Talking Eyes



The lecture, discussion and film series ‘Talking Eyes’ wants to encourage the use of Irit Rogoff’s ‘curious’ eyes (2002) by providing a platform to foreground marginalised discourses. The series will open up theoretical and practical interventions for subversion from various angles: Five events shall weave a net around the figure ‘Talking Eyes’, opening a space to engage more closely with affective dimensions of images and their production. ‘Talking Eyes’ enter the visual realm, zooming in on the subject that is presented. With ‘Talking Eyes’, subjects and relations are perceived by way of an embodied gaze, introducing questions of sexualised, racialised and gendered subjectivities; pornotropic, forensic, clinical and military detection; surveillance and control of disease; as well as crime and war. ‘Talking eyes’ evoke a desire to unite image and language. Discussions on the strategies and limitations of representational practices and interventions will be synchronised and positioned next to technological aspects of image production.

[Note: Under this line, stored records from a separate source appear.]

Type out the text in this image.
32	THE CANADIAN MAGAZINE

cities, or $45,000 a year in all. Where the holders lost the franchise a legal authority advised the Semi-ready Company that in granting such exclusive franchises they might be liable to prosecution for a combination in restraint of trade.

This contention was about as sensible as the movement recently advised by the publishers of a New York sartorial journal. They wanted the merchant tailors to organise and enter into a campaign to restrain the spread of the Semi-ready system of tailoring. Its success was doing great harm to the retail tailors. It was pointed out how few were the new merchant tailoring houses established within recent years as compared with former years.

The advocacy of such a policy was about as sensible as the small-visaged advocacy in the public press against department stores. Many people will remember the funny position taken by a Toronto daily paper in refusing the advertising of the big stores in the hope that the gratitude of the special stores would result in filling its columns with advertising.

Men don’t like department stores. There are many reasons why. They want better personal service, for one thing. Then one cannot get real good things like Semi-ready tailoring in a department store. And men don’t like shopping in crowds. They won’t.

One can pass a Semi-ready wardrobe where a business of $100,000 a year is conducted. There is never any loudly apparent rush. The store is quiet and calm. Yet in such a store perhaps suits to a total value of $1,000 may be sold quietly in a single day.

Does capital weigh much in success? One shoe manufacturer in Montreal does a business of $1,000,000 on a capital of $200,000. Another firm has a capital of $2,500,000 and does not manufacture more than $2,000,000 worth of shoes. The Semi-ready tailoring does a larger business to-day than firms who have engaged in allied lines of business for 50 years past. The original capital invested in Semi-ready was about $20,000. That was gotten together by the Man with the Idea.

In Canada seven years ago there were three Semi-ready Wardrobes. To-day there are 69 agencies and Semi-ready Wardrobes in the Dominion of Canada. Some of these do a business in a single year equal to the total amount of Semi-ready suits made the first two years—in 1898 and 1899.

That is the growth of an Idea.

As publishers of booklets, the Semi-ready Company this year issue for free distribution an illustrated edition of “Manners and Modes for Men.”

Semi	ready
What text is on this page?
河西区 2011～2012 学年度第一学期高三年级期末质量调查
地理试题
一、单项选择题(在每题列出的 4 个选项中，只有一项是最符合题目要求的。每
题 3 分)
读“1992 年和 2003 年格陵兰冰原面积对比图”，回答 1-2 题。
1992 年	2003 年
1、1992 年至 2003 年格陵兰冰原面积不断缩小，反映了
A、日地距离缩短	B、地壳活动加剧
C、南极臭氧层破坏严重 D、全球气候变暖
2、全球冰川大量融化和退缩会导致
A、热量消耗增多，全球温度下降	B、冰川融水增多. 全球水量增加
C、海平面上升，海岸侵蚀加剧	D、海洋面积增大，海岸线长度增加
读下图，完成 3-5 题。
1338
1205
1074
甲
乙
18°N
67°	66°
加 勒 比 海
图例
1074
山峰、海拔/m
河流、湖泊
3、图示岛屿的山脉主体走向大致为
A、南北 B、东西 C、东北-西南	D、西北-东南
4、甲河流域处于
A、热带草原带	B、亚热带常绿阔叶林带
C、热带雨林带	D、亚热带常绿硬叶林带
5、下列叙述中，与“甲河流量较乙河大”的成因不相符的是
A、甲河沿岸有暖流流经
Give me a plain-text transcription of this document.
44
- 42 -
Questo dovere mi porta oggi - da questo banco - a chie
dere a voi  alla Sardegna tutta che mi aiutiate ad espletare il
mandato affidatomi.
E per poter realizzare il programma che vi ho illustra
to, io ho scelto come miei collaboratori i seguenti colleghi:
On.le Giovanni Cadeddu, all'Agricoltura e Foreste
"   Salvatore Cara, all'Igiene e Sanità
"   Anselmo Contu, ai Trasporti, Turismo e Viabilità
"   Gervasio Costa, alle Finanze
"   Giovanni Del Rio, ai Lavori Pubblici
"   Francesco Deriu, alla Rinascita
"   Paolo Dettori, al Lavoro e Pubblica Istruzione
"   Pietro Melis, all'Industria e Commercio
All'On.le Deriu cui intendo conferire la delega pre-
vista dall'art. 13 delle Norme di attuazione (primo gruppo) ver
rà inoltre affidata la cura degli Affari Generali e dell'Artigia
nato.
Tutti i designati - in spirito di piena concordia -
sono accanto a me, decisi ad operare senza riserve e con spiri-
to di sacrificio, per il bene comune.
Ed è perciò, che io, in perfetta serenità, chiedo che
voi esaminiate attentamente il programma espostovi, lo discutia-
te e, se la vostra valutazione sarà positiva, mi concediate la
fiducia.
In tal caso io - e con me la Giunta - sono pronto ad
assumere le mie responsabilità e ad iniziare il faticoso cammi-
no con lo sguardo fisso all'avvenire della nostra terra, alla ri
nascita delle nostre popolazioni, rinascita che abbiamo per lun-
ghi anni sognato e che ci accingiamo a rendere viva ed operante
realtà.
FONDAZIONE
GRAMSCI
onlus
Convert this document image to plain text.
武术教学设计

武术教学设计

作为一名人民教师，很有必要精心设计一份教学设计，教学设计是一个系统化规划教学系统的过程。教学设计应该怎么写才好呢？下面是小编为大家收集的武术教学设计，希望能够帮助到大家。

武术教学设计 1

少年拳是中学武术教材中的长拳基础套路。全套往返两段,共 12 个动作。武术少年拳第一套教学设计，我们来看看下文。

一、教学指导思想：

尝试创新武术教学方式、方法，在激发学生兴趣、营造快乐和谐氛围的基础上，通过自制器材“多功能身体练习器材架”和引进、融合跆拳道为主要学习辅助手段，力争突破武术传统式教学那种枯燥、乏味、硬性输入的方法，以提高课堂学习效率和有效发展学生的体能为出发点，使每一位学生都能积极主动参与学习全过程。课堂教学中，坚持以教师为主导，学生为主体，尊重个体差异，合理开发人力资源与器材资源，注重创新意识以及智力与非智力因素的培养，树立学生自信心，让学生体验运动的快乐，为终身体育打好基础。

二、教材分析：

Microscopic imaging technologies, experimental designs, and pictorial strategies construct  visual materialities that always depend on the gendered and ‘racialised’ iconographies within the specificity of their historical moment. The visual data of the fixed gaze of surveillance cameras, for example, generate images of disciplined pedestrians, as well as of femininity devoid of affects. Graphic images of electro-cardiograms or microscopic depictions of viruses can simultaneously offer abstract perspectives on diseases as well as work on the ‘cleansing’ of individual and collective body/ies. Documentary footage can serve to capture and render visible aspects of social and political activism or may be manipulated to interrogate the borders between fiction and documentary, if not to distort popular perception of historical persons and events. The figure of the ‘Talking Eyes’ can also be found in the invasive gaze of pornography as well as military interrogations, which follows the phantasm of ‘complete/total visibility’, or in the subject formation enabled via engaging with queer erotic photography.


The research group “Visual Culture” of the interdisciplinary graduate research program "Gender as a Category of Knowledge" at Humboldt-University in Berlin has invited an exciting group of speakers – at once artists, activists and academics – who will engage with these various topics. Thus, the ‘Talking Eyes’ lecture, discussion and film series in renowned cultural and intellectual institutions intends to intrude and break up, and thereby re-animate old and new debates in visual culture, and inspire critical research across academic disciplines.